Oh, just another sand-plover...

I suppose I should start by confirming that yes, the JACK SNIPE was still present here on St. Paul Island as of yesterday.  We revisited the pond and I managed another grainy, distant picture:
It is hard to believe though that we're past much of the shorebird migration already.  For example, some of the stints have very few records from here on out.   However, late-dates are made to be broken so I suppose we'll have to wait and see.

Besides, we still have some neat shorebirds around including the continuation of both kinds of tattlers.  At Marunich this morning, I stumbled on this GRAY-TAILED TATTLER showing nicely.  You can see the bold eyeline stretching behind the eye and the nasal groove that doesn't extend past 1/2 of the bill length.  It also look as if the eyelines might actually be joining on the forehead of this bird:
Luckily there was a WANDERING TATTLER nearby for comparison.  See the key differences?
There have been other Code 3 shorebirds around too.  Take for instance this LESSER SAND-PLOVER that was found on the Salt Lagoon this morning:
I should clarify though, it doesn't have to be rare to be an amazing species.  Even our PACIFIC GOLDEN-PLOVERS are crazy cool if you get to spend some time around them.  Lately, there have been a few around in the Novastoshna area:
Despite seeing this species every day for 4 months, I still enjoy seeing ROCK SANDPIPERS, now in their grayish basic (winter) plumage.  How cool is it that they still sit on upland tundra sometimes, probably out of habit, like they used to do during nesting.  It's a bit of a different look from before but it's a pleasant reminder of the changing seasons:
We were enjoying the view from the top of Hutch Hill yesterday when my group spotted some KILLER WHALES offshore to the north.  Not a whale, of course, it actually belongs to the dolphin family.  We don't see Killer Whales every day here but sightings aren't too unusual.  Here's male (which you can tell by the tall, triangular dorsal fin):
We still have some American sparrows around.  We were walking to the Webster Seawatch overlook yesterday when this FOX SPARROW popped up out of the celery patch:
More common than the Fox Sparrows though have been GOLDEN-CROWNED SPARROWS.  Here's one in the upper cut at Polovina Hill:
The wind map (found here) is showing a serious low pressure moving towards us from the southwest.  Although the winds won't be screaming out of the west, we're looking forward to some weather nonetheless and, perhaps, some American vagrants:

03 September 2014

I don't know Jack... oh wait, I DO!

Typical.  I was sitting at home watching Downton Abbey this evening when Doug called.  He suggested I drive to Tim's Pond... immediately.  I took his hint.
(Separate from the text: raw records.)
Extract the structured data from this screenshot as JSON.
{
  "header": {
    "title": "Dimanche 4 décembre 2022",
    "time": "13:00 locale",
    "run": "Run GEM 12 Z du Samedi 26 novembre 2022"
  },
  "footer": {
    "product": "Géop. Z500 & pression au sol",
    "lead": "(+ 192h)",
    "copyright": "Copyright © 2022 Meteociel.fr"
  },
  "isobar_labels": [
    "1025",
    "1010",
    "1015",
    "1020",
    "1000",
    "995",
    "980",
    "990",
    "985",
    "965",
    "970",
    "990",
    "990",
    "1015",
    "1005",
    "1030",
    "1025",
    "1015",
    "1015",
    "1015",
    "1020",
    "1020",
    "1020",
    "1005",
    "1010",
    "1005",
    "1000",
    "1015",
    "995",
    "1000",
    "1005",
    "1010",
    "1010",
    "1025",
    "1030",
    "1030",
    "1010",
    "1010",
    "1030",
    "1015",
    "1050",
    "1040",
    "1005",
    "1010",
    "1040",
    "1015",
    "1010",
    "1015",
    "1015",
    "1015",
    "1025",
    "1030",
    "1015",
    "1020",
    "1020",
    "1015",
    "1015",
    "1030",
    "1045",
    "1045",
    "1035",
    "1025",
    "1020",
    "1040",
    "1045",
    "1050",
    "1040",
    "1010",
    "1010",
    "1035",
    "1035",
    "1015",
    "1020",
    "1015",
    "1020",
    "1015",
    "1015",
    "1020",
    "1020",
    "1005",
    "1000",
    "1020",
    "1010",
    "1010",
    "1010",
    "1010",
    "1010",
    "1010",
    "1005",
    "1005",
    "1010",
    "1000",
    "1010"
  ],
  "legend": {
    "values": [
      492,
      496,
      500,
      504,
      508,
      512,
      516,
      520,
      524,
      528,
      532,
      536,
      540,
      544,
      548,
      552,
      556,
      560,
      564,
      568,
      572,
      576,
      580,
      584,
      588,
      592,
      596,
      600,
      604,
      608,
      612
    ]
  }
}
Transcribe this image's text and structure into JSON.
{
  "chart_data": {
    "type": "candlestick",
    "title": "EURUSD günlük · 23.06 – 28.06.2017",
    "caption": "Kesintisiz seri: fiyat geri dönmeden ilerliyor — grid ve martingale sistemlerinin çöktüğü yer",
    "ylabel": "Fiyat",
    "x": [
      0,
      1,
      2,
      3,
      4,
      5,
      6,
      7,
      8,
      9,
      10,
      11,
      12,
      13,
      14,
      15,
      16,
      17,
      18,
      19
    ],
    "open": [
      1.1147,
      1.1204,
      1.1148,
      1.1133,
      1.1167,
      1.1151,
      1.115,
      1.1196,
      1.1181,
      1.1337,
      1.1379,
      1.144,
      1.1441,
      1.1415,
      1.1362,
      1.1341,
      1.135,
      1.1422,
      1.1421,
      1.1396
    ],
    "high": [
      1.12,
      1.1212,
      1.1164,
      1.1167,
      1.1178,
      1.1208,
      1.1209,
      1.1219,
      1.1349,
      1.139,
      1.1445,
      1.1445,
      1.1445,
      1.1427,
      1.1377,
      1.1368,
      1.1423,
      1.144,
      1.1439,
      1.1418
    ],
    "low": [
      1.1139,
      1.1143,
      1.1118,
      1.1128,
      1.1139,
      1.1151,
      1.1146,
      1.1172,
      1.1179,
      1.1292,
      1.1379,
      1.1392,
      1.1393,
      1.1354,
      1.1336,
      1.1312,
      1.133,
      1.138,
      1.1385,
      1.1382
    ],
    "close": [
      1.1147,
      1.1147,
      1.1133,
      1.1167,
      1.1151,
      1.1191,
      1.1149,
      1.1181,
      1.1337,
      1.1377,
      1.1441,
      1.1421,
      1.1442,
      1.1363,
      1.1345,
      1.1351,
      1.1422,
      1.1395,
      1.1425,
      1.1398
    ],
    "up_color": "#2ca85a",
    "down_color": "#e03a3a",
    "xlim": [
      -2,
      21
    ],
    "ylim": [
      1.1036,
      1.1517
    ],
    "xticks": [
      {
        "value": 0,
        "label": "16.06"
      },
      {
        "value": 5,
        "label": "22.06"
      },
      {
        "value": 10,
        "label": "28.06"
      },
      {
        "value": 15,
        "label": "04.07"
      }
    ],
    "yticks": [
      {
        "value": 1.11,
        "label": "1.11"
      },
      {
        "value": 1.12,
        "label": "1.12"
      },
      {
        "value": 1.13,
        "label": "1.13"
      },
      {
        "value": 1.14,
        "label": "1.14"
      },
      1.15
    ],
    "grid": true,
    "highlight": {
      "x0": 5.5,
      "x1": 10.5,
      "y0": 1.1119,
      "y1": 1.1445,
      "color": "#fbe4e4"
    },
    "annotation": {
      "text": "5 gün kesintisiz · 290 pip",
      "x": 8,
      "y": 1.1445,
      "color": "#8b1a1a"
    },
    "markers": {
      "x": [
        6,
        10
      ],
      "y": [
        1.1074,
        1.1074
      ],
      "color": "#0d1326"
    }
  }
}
But first, a quick detour to the hotel.  I barged into the hallway and after yelling at a client in the shower the good news, there were two of us speeding towards Tim's Pond.  You see, Doug and his group had just found a JACK SNIPE and there were still a few of us birders on the island that desperately wanted to see this tiny denizen of marshes, bogs, and tundra.

We arrived at the spot, formed a tight line walking shoulder-to-shoulder, and moved in a sweeping formation around the edge of the marsh where it had last been seen dropping in.  Boom.  It flushed from right in front of me.  Like a bullet, it flew to the other end of the marsh but always staying rather low.  As it dropped down, I managed a feeble picture showing the bold, buffy stripes down the back, strong white trailing edge of the wings, and the short bill:
This is the 6th record of this tiny and secretive snipe here on St. Paul Island.  In fact, more have been seen here than anywhere else in the ABA area; I believe this is about the 13th-14th ABA record.  The first record from this island was in 1919 and was the first record for all of North America at that time.

If you want to see a truly amazing photo of this bird, I'd highly suggest this picture that Doug got.

So just like that, my beard of 9 days vanishes and I couldn't be more pleased.